Great. And then with the new stores that you're adding, I know you've mentioned in the past that you've -- with -- even with remodels, first, that you can see possibly some single-digit, double-digit type of gains, depending on how much the space you might add on or take on. So with remodels and also the new stores, kind of what's the expectation for productivity for those new stores coming online? Is it consistent with the prior year or any kind of expectations for increases?
I think our expectations would be similar to the past year. As you know, we just go into the markets. If we're pretty well known in those markets, they might start faster than if it's a market that we're not as well known, but no real change from the past experience.
[Operator Instructions] We have a question from the line of Janine Stichter with Telsey Advisory.
I was just wondering if you could talk a bit about your comp trends, what you've been seeing in some of your newer markets versus some of the markets where you're more mature, and if you feel that the brand awareness is building, particularly on the East Coast.
Yes, I think we're seeing some steady progress there and pleased, overall, with our stores. As I mentioned earlier, our store manager makes a big difference in our stores and the selection there. So we're not seeing any geographic area that is not working or working necessarily better. Naturally, where we have the longest history, that is where our strength is. But we feel good about our store selection out there.
We have a question from the line of John Kernan with Cowen and Company.
This is Jerry on for John. I was just -- your AUR has been up pretty steadily the past couple years. I was wondering if you could give us some color on how we should think of that heading into the first quarter, and just what assumptions are embedded in your AUR outlook.
I apologize, with the AUR, what -- can you break that down, average what?
Average unit retail. Okay. We would see, pretty similar to the past, like in the ladies' denim, would be similar to -- probably the retail would be similar to the first quarter last year, because you have the denim crops styles in with the full-length denim. So I think it was around $96 last year. We would think it would be in that area. And I think, Bob, as we discussed, we were thinking the men's denim would be similar to the holiday price points. Is that correct?
Okay. And in the other categories, I would say, for the most part, they would be very similar pricing. I don't see any major changes there. In the ladies' boots last year, where we had a nice inventory there and a nice response, that raised our footwear average sales up. And so for the first half of the year, even though we have some shorter boots and some styles there -- well, actually, we didn't have much a year ago, so the first half comparison will probably still be up some.
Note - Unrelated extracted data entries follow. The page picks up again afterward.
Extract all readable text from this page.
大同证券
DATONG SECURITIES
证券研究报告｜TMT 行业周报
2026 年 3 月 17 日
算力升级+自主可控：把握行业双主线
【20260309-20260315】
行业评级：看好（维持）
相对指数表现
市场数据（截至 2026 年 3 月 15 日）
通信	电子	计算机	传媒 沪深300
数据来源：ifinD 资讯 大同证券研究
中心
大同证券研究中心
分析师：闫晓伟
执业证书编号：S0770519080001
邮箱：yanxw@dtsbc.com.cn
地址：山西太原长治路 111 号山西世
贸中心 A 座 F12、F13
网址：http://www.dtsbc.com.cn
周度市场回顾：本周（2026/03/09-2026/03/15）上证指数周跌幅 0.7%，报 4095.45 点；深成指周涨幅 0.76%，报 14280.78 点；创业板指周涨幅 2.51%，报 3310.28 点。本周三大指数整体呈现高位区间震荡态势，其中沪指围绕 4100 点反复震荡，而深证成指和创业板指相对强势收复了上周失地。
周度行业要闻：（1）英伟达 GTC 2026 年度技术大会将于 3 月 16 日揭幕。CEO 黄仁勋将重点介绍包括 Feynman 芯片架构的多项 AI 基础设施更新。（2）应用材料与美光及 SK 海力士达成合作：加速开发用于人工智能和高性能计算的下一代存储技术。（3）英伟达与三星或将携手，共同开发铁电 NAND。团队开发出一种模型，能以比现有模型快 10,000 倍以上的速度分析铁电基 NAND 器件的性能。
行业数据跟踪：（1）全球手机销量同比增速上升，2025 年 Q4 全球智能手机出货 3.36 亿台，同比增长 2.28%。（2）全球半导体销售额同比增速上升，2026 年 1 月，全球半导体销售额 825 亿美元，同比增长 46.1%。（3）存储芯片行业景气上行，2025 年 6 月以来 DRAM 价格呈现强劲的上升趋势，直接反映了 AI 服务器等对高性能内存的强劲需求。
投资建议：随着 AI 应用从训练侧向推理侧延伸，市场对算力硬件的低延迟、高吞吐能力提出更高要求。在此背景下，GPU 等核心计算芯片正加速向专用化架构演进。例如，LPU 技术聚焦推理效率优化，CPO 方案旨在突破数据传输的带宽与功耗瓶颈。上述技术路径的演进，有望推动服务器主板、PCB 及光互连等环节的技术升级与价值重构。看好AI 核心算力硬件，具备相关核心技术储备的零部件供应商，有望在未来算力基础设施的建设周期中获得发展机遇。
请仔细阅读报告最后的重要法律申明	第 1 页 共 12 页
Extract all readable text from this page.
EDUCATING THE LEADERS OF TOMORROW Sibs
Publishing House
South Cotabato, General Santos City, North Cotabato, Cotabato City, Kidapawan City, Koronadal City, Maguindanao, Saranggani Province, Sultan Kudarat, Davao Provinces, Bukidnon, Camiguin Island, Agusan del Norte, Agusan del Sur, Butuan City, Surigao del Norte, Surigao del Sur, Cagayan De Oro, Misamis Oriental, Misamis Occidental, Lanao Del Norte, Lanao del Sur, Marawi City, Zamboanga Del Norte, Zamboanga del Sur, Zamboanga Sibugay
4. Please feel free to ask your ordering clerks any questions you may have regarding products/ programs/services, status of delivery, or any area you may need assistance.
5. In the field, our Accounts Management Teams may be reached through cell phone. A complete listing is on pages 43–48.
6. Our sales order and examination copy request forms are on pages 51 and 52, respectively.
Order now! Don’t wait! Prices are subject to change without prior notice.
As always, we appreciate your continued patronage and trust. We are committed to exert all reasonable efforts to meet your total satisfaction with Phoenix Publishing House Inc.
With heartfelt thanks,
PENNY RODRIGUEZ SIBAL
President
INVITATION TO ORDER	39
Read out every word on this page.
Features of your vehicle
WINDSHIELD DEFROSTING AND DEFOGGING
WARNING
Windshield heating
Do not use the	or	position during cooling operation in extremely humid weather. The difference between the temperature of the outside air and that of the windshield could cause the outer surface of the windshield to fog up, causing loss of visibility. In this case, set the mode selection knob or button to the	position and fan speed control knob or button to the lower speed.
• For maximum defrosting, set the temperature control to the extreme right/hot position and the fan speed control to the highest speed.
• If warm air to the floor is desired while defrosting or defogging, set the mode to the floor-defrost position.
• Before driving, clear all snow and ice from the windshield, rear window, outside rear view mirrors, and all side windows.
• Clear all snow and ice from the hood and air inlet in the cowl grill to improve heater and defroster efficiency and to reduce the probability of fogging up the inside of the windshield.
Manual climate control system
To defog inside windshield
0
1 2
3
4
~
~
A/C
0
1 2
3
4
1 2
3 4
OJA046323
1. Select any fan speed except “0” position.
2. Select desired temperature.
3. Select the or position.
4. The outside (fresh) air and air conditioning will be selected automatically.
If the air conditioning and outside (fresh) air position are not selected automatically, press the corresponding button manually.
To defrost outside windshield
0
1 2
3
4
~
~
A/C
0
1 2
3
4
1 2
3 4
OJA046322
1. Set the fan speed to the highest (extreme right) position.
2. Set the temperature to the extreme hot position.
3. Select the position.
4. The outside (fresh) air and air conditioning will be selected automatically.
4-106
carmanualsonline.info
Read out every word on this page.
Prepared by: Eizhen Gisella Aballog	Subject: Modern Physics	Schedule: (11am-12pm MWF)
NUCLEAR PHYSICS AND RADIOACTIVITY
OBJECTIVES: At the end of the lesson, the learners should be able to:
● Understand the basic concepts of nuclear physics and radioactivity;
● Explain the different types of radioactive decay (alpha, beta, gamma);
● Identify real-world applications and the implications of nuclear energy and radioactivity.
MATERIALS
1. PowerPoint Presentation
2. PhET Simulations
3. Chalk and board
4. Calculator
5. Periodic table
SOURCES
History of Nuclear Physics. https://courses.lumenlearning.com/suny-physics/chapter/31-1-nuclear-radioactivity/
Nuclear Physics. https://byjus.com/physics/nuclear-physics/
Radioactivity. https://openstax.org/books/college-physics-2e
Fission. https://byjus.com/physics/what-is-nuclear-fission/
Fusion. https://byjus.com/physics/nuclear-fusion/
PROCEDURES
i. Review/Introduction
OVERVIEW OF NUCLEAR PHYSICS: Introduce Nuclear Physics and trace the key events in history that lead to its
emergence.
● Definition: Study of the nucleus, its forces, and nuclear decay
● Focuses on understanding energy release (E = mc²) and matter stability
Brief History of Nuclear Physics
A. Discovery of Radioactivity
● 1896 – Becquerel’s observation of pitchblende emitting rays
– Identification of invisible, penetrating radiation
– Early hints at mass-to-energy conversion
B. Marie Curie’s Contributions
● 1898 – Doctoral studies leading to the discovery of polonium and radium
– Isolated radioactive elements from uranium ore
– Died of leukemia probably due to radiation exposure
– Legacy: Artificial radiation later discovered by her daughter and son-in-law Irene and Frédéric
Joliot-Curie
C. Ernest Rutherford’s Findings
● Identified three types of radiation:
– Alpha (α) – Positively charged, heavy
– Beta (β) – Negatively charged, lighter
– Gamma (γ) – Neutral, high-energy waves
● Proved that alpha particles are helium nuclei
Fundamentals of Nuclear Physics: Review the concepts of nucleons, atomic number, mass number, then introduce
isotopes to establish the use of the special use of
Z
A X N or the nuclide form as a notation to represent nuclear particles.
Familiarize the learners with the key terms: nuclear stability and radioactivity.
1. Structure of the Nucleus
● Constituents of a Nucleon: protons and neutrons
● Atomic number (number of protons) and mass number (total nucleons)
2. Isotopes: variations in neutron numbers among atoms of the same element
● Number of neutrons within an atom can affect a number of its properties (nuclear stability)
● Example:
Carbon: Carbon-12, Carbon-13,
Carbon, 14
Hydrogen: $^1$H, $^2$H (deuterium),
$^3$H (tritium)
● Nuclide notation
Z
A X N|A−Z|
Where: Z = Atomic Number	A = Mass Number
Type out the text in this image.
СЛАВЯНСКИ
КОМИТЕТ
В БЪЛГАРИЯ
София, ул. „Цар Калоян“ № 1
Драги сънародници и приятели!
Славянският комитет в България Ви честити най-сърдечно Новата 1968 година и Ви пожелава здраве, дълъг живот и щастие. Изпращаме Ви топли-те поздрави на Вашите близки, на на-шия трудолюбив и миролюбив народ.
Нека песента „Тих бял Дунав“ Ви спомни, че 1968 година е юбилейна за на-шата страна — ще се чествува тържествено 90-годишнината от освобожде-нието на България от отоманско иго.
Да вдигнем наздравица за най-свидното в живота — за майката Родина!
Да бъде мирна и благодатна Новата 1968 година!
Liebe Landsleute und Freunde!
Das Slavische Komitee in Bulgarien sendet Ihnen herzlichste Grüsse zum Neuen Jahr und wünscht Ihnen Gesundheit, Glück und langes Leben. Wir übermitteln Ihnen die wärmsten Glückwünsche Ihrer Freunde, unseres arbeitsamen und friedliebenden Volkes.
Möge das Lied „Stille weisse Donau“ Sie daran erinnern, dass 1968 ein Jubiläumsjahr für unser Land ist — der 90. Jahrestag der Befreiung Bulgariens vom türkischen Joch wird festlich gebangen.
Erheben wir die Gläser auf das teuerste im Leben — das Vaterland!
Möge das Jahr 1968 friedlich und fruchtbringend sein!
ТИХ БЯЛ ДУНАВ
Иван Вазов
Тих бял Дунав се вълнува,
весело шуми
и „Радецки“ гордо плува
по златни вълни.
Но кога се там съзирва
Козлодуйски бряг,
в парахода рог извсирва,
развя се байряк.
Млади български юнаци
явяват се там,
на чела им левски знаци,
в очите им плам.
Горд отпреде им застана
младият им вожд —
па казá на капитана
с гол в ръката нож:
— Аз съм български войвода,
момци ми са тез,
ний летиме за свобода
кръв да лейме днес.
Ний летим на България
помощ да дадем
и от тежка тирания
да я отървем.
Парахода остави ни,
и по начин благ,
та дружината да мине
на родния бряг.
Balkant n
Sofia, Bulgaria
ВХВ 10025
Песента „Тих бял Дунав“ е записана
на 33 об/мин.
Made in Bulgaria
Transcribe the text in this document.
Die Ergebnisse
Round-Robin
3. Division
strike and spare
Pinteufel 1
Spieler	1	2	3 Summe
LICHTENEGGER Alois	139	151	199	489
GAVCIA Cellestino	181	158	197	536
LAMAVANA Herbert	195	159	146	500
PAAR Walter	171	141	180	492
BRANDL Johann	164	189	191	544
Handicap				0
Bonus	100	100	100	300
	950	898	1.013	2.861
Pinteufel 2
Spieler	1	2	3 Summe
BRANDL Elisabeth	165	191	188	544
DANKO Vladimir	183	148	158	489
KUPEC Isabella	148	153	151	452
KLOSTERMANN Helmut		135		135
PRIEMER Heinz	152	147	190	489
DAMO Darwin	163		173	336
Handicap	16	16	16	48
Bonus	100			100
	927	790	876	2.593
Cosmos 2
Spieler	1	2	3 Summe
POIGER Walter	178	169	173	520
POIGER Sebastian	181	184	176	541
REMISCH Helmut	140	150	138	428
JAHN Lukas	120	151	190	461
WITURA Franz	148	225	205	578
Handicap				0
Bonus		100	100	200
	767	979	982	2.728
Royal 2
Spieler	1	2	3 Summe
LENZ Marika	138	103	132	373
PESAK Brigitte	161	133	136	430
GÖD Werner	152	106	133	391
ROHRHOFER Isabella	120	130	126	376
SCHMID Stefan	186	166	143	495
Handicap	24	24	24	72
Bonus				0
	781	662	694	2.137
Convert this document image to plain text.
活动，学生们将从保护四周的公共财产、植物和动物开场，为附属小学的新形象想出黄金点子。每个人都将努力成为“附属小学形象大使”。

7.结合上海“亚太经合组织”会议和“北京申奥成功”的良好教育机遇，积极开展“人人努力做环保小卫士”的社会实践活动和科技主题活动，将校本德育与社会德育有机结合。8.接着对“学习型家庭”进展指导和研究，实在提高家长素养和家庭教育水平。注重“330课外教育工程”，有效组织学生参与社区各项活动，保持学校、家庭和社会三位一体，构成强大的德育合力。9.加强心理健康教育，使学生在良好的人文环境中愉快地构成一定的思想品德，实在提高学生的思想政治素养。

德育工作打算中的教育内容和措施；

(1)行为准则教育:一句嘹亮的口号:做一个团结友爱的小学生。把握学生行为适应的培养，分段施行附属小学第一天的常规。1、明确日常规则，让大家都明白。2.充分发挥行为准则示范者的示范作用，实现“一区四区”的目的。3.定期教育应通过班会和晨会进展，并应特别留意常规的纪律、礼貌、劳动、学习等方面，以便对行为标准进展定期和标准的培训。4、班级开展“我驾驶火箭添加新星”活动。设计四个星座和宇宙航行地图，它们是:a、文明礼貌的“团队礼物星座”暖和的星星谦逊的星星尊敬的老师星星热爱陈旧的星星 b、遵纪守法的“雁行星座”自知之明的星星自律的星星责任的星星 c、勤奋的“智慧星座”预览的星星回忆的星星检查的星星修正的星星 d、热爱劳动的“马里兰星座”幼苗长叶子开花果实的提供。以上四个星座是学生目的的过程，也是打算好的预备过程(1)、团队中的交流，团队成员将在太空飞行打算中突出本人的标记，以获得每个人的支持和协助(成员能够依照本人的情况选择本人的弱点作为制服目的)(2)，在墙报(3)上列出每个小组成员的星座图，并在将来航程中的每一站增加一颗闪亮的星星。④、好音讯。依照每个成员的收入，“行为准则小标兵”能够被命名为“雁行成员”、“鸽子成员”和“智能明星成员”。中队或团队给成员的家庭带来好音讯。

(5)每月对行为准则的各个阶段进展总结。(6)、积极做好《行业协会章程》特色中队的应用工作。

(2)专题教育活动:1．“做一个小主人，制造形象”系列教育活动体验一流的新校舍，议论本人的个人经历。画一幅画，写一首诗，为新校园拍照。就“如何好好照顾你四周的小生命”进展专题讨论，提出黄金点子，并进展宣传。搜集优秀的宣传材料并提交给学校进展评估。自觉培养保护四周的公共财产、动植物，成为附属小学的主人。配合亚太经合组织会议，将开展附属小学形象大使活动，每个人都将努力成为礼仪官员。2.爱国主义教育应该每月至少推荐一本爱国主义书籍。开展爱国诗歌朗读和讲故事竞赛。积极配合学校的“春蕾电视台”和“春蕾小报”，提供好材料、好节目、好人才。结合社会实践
And just to add to that, on the accessories that Tom mentioned, we're up 7%. Most of that is probably due to us adding that brand like Oakley sunglasses and the amount of Nixon and Diesel watches, which are quite a bit higher retail than where we had been before.
[Operator Instructions] We have no one queued up right at this time.
Okay. Thank you very much.
All right. Linda, we'll conclude the call then, and we want to thank everyone for joining us.